Internal functions involve five main actors, three for the internal functions and two external – suppliers providing price and supply commitments and customers providing their demand forecasts.ERPs cover the transversal supply-chain functions and for good reason.

Senior management must own transversal functions to ensure that specifications include company-wide requirements.ERP development aims to standardise flows and speed up processing times between actors with specific information needs.

A written functional model provides a common understanding of system function.A UML sequence diagram across a purchasing supply chain

The consolidation mechanism:

  • Import Excel sheets into an Access table
  • Search and compare item descriptions against the database
  • If found attribute an identifier, if not create a new item
  • Copy temporary import tables into main tables

The consolidation process was in practice extremely complex. Around 14 sources were combined into one. Each source was different and could change at each submission.

There was insufficient management control to ensure that the participants respect a defined data template. The lack of management buy-in resulted in delays and extra effort on the part of the data engineer.

The complexity and variability of the production process caused problems in the reporting cycle. The credibility of the project suffered as a consequence of lengthy and complex data processing.

It was essential to produce quality data. The data engineer implemented significant quality checks to ensure high data quality. An example of this was to compare item descriptions with a central register, and any anomalies validated manually by experts.

Data pertinence

A long and complex data process is costly in terms of time and effort. Reports produced are also no longer real-time. Any further analysis must wait for the next batch of data processing.

Analysts should be analysing rather than spending time on creating the data. Sufficient ressources should be allocated so that data is made available quickly and potentially separate people do continuous analysis which feeds back into data production.

The KPI management process

The database was used for KPI (Key Performance Indicator) reporting. Reports were about supplier performance on payment terms, the number of suppliers.

If management uses the data against the people that produce it, the data will not be forthcoming. Managers asked buyers to provide data which demonstrated their performance. If the management attitude is inclusive and understanding there will be no problem. People will declare their data if they feel they are being helped to achieve their objectives. They will resist if management uses data to penalise.

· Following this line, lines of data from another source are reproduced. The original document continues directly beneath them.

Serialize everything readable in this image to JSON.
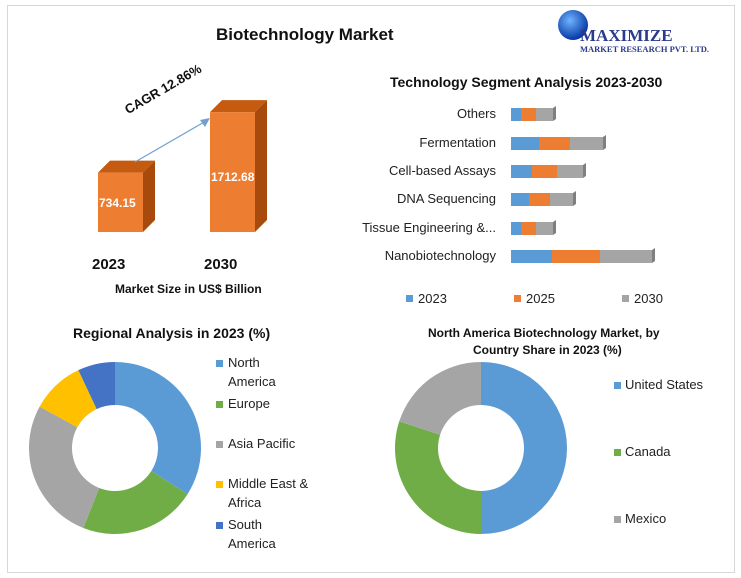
{
  "title": "Biotechnology Market",
  "logo": {
    "name": "MAXIMIZE",
    "sub": "MARKET RESEARCH PVT. LTD."
  },
  "chart_data": [
    {
      "type": "bar",
      "title": "Biotechnology Market",
      "categories": [
        "2023",
        "2030"
      ],
      "values": [
        734.15,
        1712.68
      ],
      "value_labels": [
        "734.15",
        "1712.68"
      ],
      "annotation": "CAGR 12.86%",
      "xlabel": "Market Size in US$ Billion",
      "color": "#ED7D31"
    },
    {
      "type": "bar",
      "orientation": "horizontal-stacked",
      "title": "Technology Segment Analysis 2023-2030",
      "categories": [
        "Others",
        "Fermentation",
        "Cell-based Assays",
        "DNA Sequencing",
        "Tissue Engineering &...",
        "Nanobiotechnology"
      ],
      "series": [
        {
          "name": "2023",
          "color": "#5B9BD5",
          "values": [
            10,
            28,
            21,
            18,
            10,
            41
          ]
        },
        {
          "name": "2025",
          "color": "#ED7D31",
          "values": [
            15,
            31,
            25,
            21,
            15,
            48
          ]
        },
        {
          "name": "2030",
          "color": "#A5A5A5",
          "values": [
            17,
            33,
            26,
            23,
            17,
            52
          ]
        }
      ],
      "legend": "bottom"
    },
    {
      "type": "pie",
      "title": "Regional Analysis in 2023 (%)",
      "labels": [
        "North America",
        "Europe",
        "Asia Pacific",
        "Middle East & Africa",
        "South America"
      ],
      "legend_lines": [
        [
          "North",
          "America"
        ],
        [
          "Europe"
        ],
        [
          "Asia Pacific"
        ],
        [
          "Middle East &",
          "Africa"
        ],
        [
          "South",
          "America"
        ]
      ],
      "values": [
        34,
        22,
        27,
        10,
        7
      ],
      "colors": [
        "#5B9BD5",
        "#70AD47",
        "#A5A5A5",
        "#FFC000",
        "#4472C4"
      ],
      "legend": "right"
    },
    {
      "type": "pie",
      "title": "North America Biotechnology Market, by Country Share in 2023 (%)",
      "title_lines": [
        "North America Biotechnology Market, by",
        "Country Share in 2023 (%)"
      ],
      "labels": [
        "United States",
        "Canada",
        "Mexico"
      ],
      "values": [
        50,
        30,
        20
      ],
      "colors": [
        "#5B9BD5",
        "#70AD47",
        "#A5A5A5"
      ],
      "legend": "right"
    }
  ]
}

People will be more willing to manage an involved data management process if the figures they produce are useful for their own work, not just for management reporting.

Summary:

  1. Initial Objectives: integrate buyer pricing and conditions.
  2. Secondary objectives: measure improvement in conditions and use planning data to negotiate conditions
  3. Tertiary objectives: Use the centralized database to migrate to a global information system: Peoplesoft.

Critique:

Users did not have sufficient input into the requirements analysis process. They did not have sufficient input into reports and outputs.

Only very senior managers made decisions. Communication down the chain was not always open and clear.

Incremental database design: the initial project brief did not include the above objectives.

The initial design did not include the full set of functionality. The database changed many times with insufficient change management.